If Andrew Sullivan and Instapundit both wrote a few articles about the Dodge City Tribune, and if the Dodge City Tribune was available online, you'd probably find thousands of bloggers writing about the Dodge City tribune.

Posted by: Graham Lester on October 12, 2003 12:03 PM



I love a lot of what the Times does and represents too, and yet there's nothing quite like the Times for amazing me and making me want to take a swat at them. As many of you are pointing out, I think it's because they so often make themselves such a big, morality-driven, pompous target --- there's a little Paul Krugman inside many of the Times' writers and reporters, not just the paid-to-have-an-opinion bunch. A lot of puffed-up chests and accusing fingers, and a lot of people eager to show off how much more important and indignant they are than anyone else. You don't run into that kind of thing at the WSJ or at USA Today, at least outside the editorial pages. A lot of self-important moral bullying that pretends to be simply telling you what's the important news. And maybe it's not just that it's fun and irresistable to take shots at people who do a lot of moral bullying, adn who claim to be final arbiters of what's important and agenda-setters too, maybe it's also because we feel a little trapped by the Times.

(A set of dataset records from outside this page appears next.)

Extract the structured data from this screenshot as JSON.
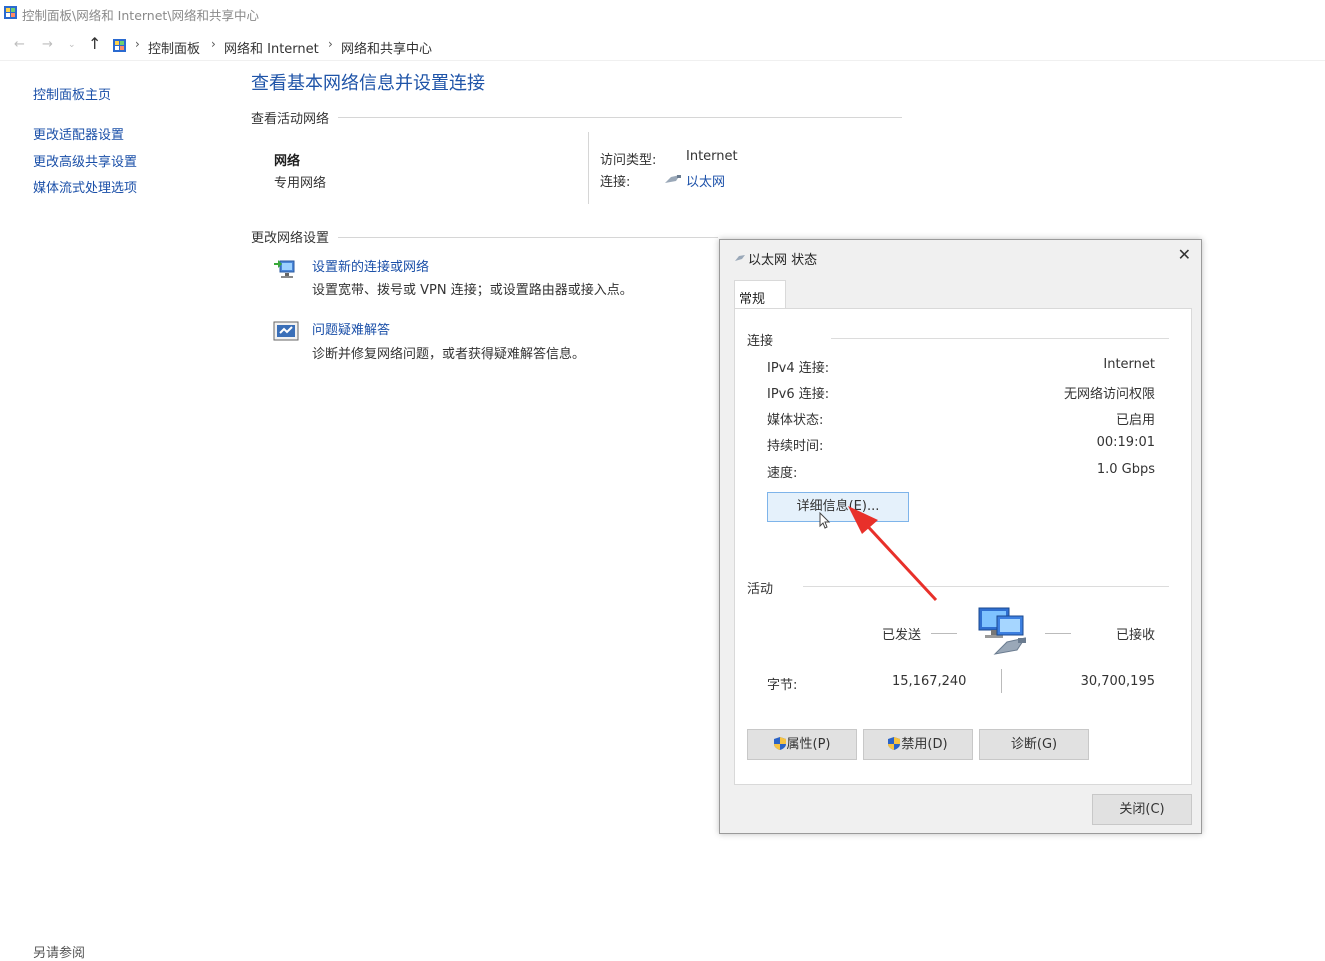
{
  "window": {
    "title": "控制面板\\网络和 Internet\\网络和共享中心"
  },
  "address_bar": {
    "back_icon": "back-arrow-icon",
    "forward_icon": "forward-arrow-icon",
    "up_icon": "up-arrow-icon",
    "crumbs": [
      "控制面板",
      "网络和 Internet",
      "网络和共享中心"
    ],
    "separator": "›"
  },
  "sidebar": {
    "items": [
      {
        "label": "控制面板主页"
      },
      {
        "label": "更改适配器设置"
      },
      {
        "label": "更改高级共享设置"
      },
      {
        "label": "媒体流式处理选项"
      }
    ],
    "see_also": "另请参阅"
  },
  "main": {
    "title": "查看基本网络信息并设置连接",
    "active_networks_heading": "查看活动网络",
    "network_name": "网络",
    "network_type": "专用网络",
    "access_type_label": "访问类型:",
    "access_type_value": "Internet",
    "connection_label": "连接:",
    "connection_value": "以太网",
    "change_settings_heading": "更改网络设置",
    "tasks": [
      {
        "title": "设置新的连接或网络",
        "desc": "设置宽带、拨号或 VPN 连接；或设置路由器或接入点。"
      },
      {
        "title": "问题疑难解答",
        "desc": "诊断并修复网络问题，或者获得疑难解答信息。"
      }
    ]
  },
  "dialog": {
    "title": "以太网 状态",
    "tab": "常规",
    "connection_heading": "连接",
    "rows": [
      {
        "label": "IPv4 连接:",
        "value": "Internet"
      },
      {
        "label": "IPv6 连接:",
        "value": "无网络访问权限"
      },
      {
        "label": "媒体状态:",
        "value": "已启用"
      },
      {
        "label": "持续时间:",
        "value": "00:19:01"
      },
      {
        "label": "速度:",
        "value": "1.0 Gbps"
      }
    ],
    "details_button": "详细信息(E)...",
    "activity_heading": "活动",
    "sent_label": "已发送",
    "received_label": "已接收",
    "bytes_label": "字节:",
    "bytes_sent": "15,167,240",
    "bytes_received": "30,700,195",
    "properties_button": "属性(P)",
    "disable_button": "禁用(D)",
    "diagnose_button": "诊断(G)",
    "close_button": "关闭(C)"
  },
  "colors": {
    "link": "#1a4fa8",
    "title": "#1f54a8",
    "annotation_arrow": "#e8302a"
  }
}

What's the alternative to it?

For me, surfing the web ...

Posted by: Michael Blowhard on October 12, 2003 12:41 PM



M. Blowhard - Not sure what, exactly, you mean by surfing the web. I read the LA Times and the Washington Post online - does that count? And I take the WSJ and read local papers wherever I am. Everytime someone tells me about a great article in the NYTs that I really have to read, it turns out to be a pale copy of something I read six months ago, that is, when it's not just plain wrong.